Organising a popular revolution is no easy task in a police state like Syria, where “mukhabarat” intelligence men lurk in cafes and outside apartment blocks while their colleagues monitor internet chatrooms.
But despite their fearsome reputation, President Bashar al-Assad’s security agencies have still failed to quell five weeks of unrest inspired by protest movements flaring across the Arab world from Tunisia and Egypt to Libya, Yemen and Bahrain. While thousands of Syrians in some cities have mobilised to demand greater freedom after 48 years of authoritarian Baath Party rule, protests came later to Damascus, with the authorities determined to prevent the emergence of any protest camp on the model of Cairo’s Tahrir Square.
The government has severely restricted foreign media. “You feel the atmosphere is electrified,” said a 24-year-old university student, who goes by the pseudonym of Nour. “Security forces are always around you,” she told Reuters from Damascus.
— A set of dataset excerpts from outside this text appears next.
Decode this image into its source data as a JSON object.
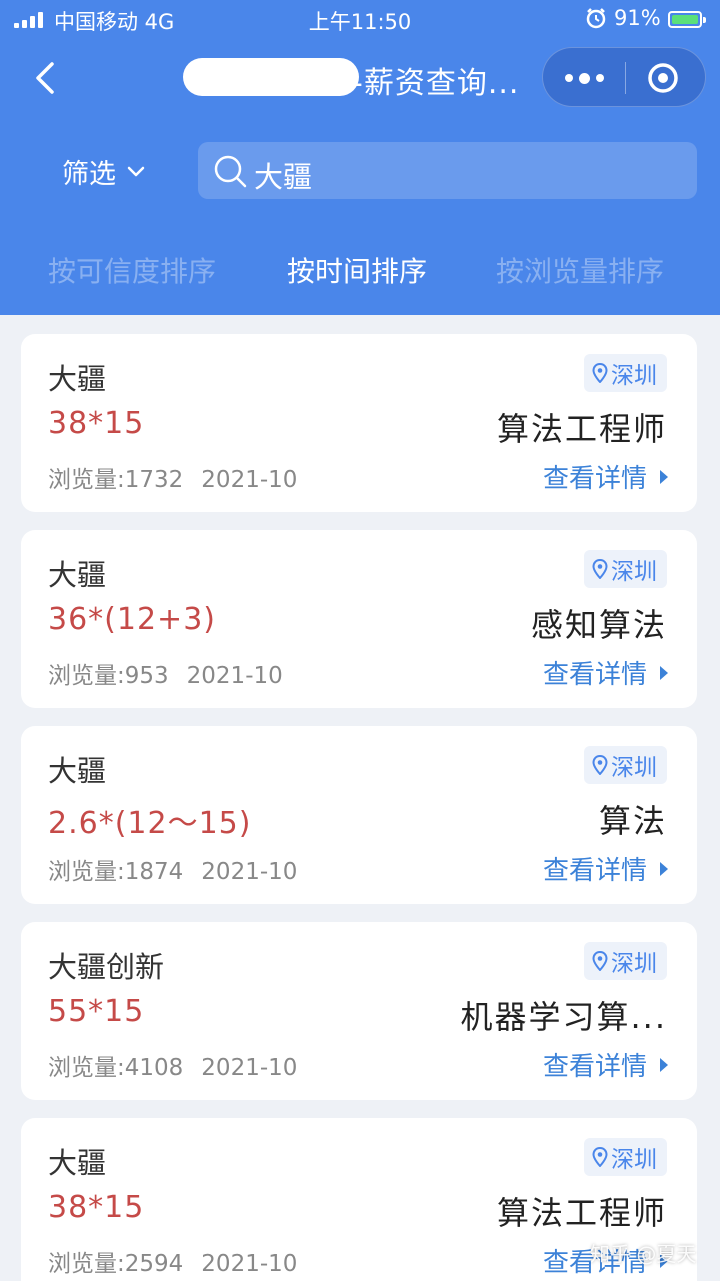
{
  "status_bar": {
    "carrier": "中国移动  4G",
    "time": "上午11:50",
    "battery": "91%"
  },
  "nav": {
    "title": "-薪资查询...",
    "back_icon": "chevron-left-icon",
    "more_icon": "more-dots-icon",
    "close_icon": "target-close-icon"
  },
  "filter": {
    "label": "筛选"
  },
  "search": {
    "query": "大疆"
  },
  "sort_tabs": [
    {
      "label": "按可信度排序",
      "active": false
    },
    {
      "label": "按时间排序",
      "active": true
    },
    {
      "label": "按浏览量排序",
      "active": false
    }
  ],
  "colors": {
    "header_bg": "#4a86ea",
    "salary": "#c54a48",
    "link": "#3c82d8"
  },
  "cards": [
    {
      "company": "大疆",
      "location": "深圳",
      "salary": "38*15",
      "job": "算法工程师",
      "views": "浏览量:1732",
      "date": "2021-10",
      "detail": "查看详情"
    },
    {
      "company": "大疆",
      "location": "深圳",
      "salary": "36*(12+3)",
      "job": "感知算法",
      "views": "浏览量:953",
      "date": "2021-10",
      "detail": "查看详情"
    },
    {
      "company": "大疆",
      "location": "深圳",
      "salary": "2.6*(12～15)",
      "job": "算法",
      "views": "浏览量:1874",
      "date": "2021-10",
      "detail": "查看详情"
    },
    {
      "company": "大疆创新",
      "location": "深圳",
      "salary": "55*15",
      "job": "机器学习算...",
      "views": "浏览量:4108",
      "date": "2021-10",
      "detail": "查看详情"
    },
    {
      "company": "大疆",
      "location": "深圳",
      "salary": "38*15",
      "job": "算法工程师",
      "views": "浏览量:2594",
      "date": "2021-10",
      "detail": "查看详情"
    }
  ],
  "watermark": "知乎 @夏天"
}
She describes men in trademark black leather jackets hovering at cafes where she and her friends meet, or hanging around in old white Peugeot cars parked near thoroughfares.
After living under repressive Baath Party rule since 1963, Syrians know when they are being watched. “The Syrian citizen can smell the mukhabarat a mile away. A young child can detect them,” said Nour, who lives in a Damascus suburb and who joined a pro-democracy protest at the Interior Ministry last month.